Treatment vs Recovery Score

A clinical group comparison between treated patients and control patients.

Item Analysis: Question 5

Classic educational testing example: got the item correct or incorrect versus total exam score.

Frequently Asked Questions

What is point-biserial correlation?

Point-biserial correlation (rpb) measures the strength and direction of the relationship between a naturally dichotomous binary variable coded 0 and 1 and a continuous variable. It is mathematically equivalent to Pearson r when one variable is binary, and it produces the same p-value as an independent samples t-test. Values range from -1 to +1.

When should I use point-biserial correlation?

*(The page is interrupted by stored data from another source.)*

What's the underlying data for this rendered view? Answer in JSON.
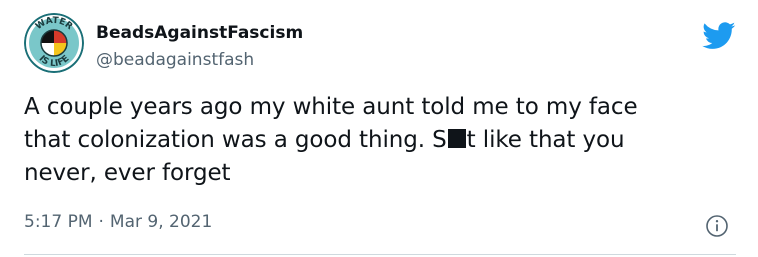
{
  "author": {
    "display_name": "BeadsAgainstFascism",
    "handle": "@beadagainstfash",
    "avatar_text_top": "WATER",
    "avatar_text_bottom": "IS LIFE"
  },
  "tweet": {
    "lines": [
      {
        "text": "A couple years ago my white aunt told me to my face"
      },
      {
        "text": "that colonization was a good thing. S",
        "after": "t like that you"
      },
      {
        "text": "never, ever forget"
      }
    ]
  },
  "meta": {
    "time": "5:17 PM",
    "separator": "·",
    "date": "Mar 9, 2021"
  },
  "icons": {
    "brand": "twitter-bird-icon",
    "info": "info-icon"
  },
  "colors": {
    "brand_blue": "#1d9bf0",
    "text_primary": "#0f1419",
    "text_secondary": "#536471",
    "divider": "#cfd9de"
  }
}
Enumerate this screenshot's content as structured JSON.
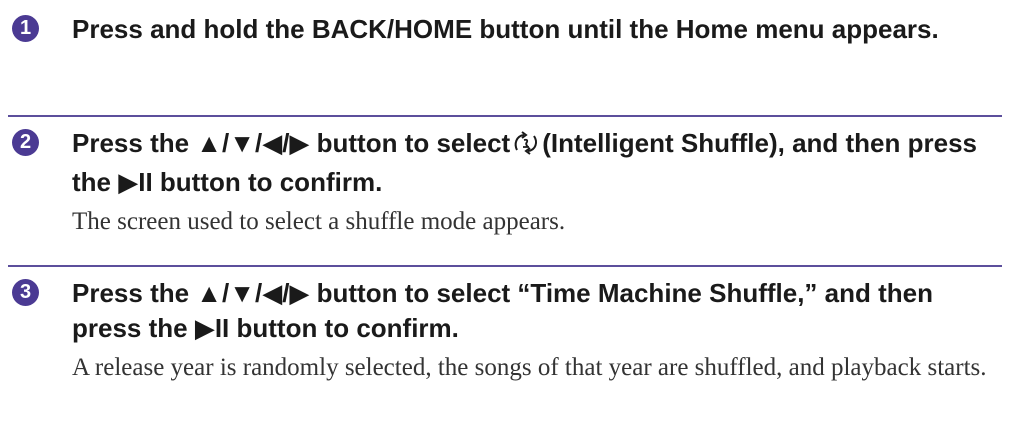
{
  "steps": [
    {
      "number": "1",
      "instruction": "Press and hold the BACK/HOME button until the Home menu appears."
    },
    {
      "number": "2",
      "instruction_part1": "Press the ▲/▼/◀/▶ button to select",
      "icon": "intelligent-shuffle-icon",
      "instruction_part2": "(Intelligent Shuffle), and then press the ▶II button to confirm.",
      "result": "The screen used to select a shuffle mode appears."
    },
    {
      "number": "3",
      "instruction": "Press the ▲/▼/◀/▶ button to select “Time Machine Shuffle,” and then press the ▶II button to confirm.",
      "result": "A release year is randomly selected, the songs of that year are shuffled, and playback starts."
    }
  ],
  "colors": {
    "accent": "#4b3a93",
    "divider": "#5c4f9c",
    "text": "#1a1a1a"
  }
}
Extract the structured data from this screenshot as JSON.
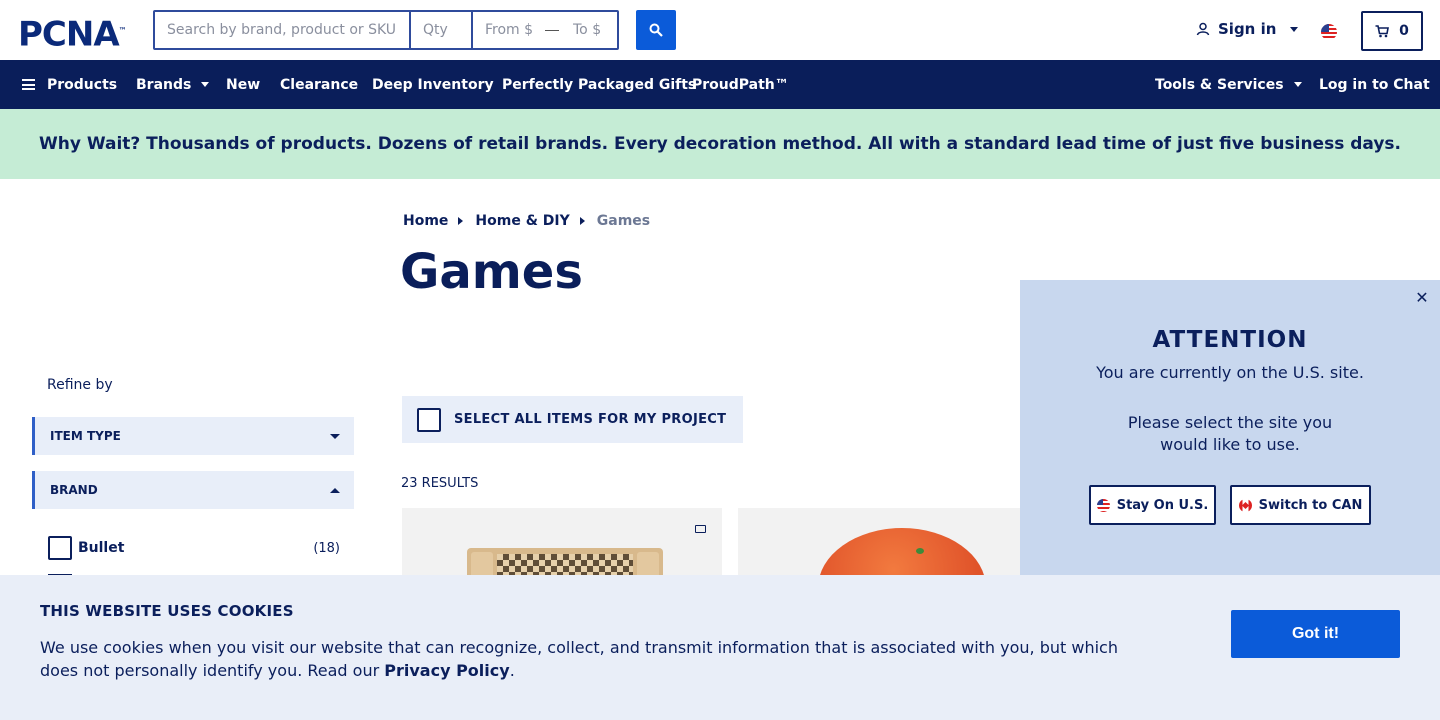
{
  "header": {
    "logo_text": "PCNA",
    "logo_tm": "™",
    "search_placeholder": "Search by brand, product or SKU",
    "qty_placeholder": "Qty",
    "from_placeholder": "From $",
    "to_placeholder": "To $",
    "sign_in": "Sign in",
    "cart_count": "0"
  },
  "nav": {
    "products": "Products",
    "brands": "Brands",
    "new": "New",
    "clearance": "Clearance",
    "deep_inventory": "Deep Inventory",
    "gifts": "Perfectly Packaged Gifts",
    "proudpath": "ProudPath™",
    "tools": "Tools & Services",
    "chat": "Log in to Chat"
  },
  "banner": "Why Wait? Thousands of products. Dozens of retail brands. Every decoration method. All with a standard lead time of just five business days.",
  "breadcrumb": {
    "home": "Home",
    "category": "Home & DIY",
    "current": "Games"
  },
  "page_title": "Games",
  "sidebar": {
    "refine_label": "Refine by",
    "facets": [
      {
        "label": "ITEM TYPE",
        "expanded": false
      },
      {
        "label": "BRAND",
        "expanded": true
      }
    ],
    "brands": [
      {
        "label": "Bullet",
        "count": "(18)"
      }
    ]
  },
  "listing": {
    "select_all": "SELECT ALL ITEMS FOR MY PROJECT",
    "results": "23 RESULTS"
  },
  "attention": {
    "title": "ATTENTION",
    "line1": "You are currently on the U.S. site.",
    "line2": "Please select the site you would like to use.",
    "stay_label": "Stay On U.S.",
    "switch_label": "Switch to CAN"
  },
  "cookie": {
    "title": "THIS WEBSITE USES COOKIES",
    "text": "We use cookies when you visit our website that can recognize, collect, and transmit information that is associated with you, but which does not personally identify you. Read our ",
    "link": "Privacy Policy",
    "period": ".",
    "button": "Got it!"
  },
  "colors": {
    "navy": "#0a1e5a",
    "accent_blue": "#0b5bd9",
    "banner_green": "#c5ecd5",
    "panel_blue": "#c8d7ee",
    "cookie_bg": "#e9eef8"
  }
}
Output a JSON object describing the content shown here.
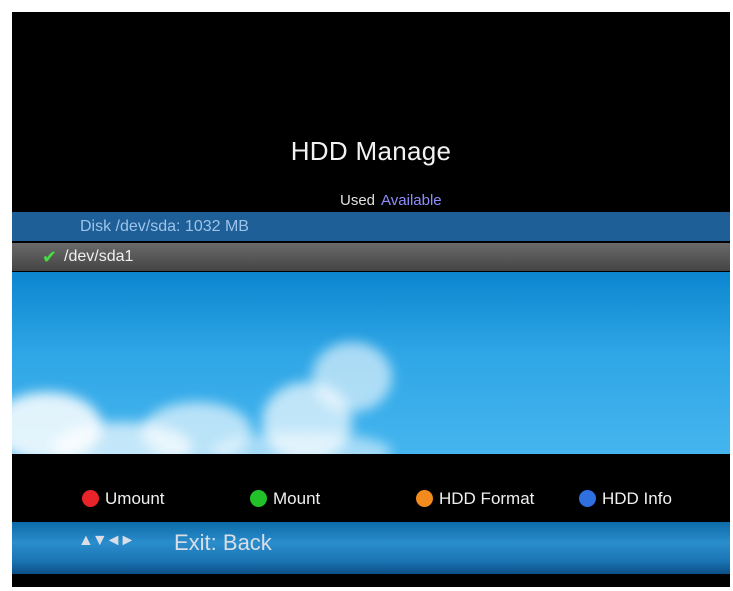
{
  "screen": {
    "title": "HDD Manage",
    "legend": {
      "used": "Used",
      "available": "Available"
    },
    "disk": {
      "label": "Disk /dev/sda: 1032 MB"
    },
    "partitions": [
      {
        "name": "/dev/sda1",
        "selected": true
      }
    ],
    "buttons": [
      {
        "label": "Umount",
        "color": "#e8232a",
        "icon": "red-button-icon"
      },
      {
        "label": "Mount",
        "color": "#22c12a",
        "icon": "green-button-icon"
      },
      {
        "label": "HDD Format",
        "color": "#f28a1e",
        "icon": "orange-button-icon"
      },
      {
        "label": "HDD Info",
        "color": "#2f6fe0",
        "icon": "blue-button-icon"
      }
    ],
    "footer": {
      "nav_symbols": "▲▼◄►",
      "exit_label": "Exit: Back"
    }
  }
}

Use point-biserial correlation when one variable is a true binary variable such as pass or fail, yes or no, treatment or control, or certified or not certified, and the other variable is continuous. Common applications include item analysis in educational testing, where it often acts as an item discrimination index, along with clinical group comparisons, marketing conversion analysis, and HR performance studies.

How is point-biserial correlation related to the t-test?

Point-biserial correlation and the independent samples t-test are mathematically equivalent and produce identical p-values for the same dataset. You can convert between them using rpb = √(t² / (t² + df)). Point-biserial is often preferred when you want to report a standardized effect size inside a correlation framework.

What is a good point-biserial correlation?

Using common effect-size rules of thumb, rpb around 0.10 is small, 0.24 is medium, and 0.37 or above is large. In educational item analysis, values above 0.30 are usually acceptable and values above 0.40 are often considered excellent discrimination.

What is the difference between point-biserial and biserial correlation?

Point-biserial correlation is used when the binary variable is naturally dichotomous, such as alive versus dead or passed versus failed. Biserial correlation is used when the binary variable is artificially dichotomous, meaning it was created by splitting an underlying continuous variable at a threshold. Biserial correlation relies on stronger normality assumptions and is less commonly used in practical software workflows.

How do you calculate point-biserial correlation by hand?

First separate the continuous values into the group coded 1 and the group coded 0. Then compute each group mean, compute the overall standard deviation of the continuous variable using n in the denominator, and apply rpb = ((Ȳ₁ - Ȳ₀) / sY) × √(n₁n₀ / n²). This calculator shows each of those steps explicitly.

Can point-biserial correlation be negative?

Yes. A negative point-biserial coefficient means the group coded as 1 has a lower mean on the continuous variable than the group coded as 0. The sign depends entirely on your coding choice, so swapping 0 and 1 flips the sign while keeping the effect size magnitude the same.

What sample size is needed for point-biserial correlation?

A total sample of about 20, with at least around 10 observations per group when possible, is a practical minimum for a stable first estimate. Larger samples are better for significance testing, and very unequal group sizes reduce power and limit the maximum possible rpb value.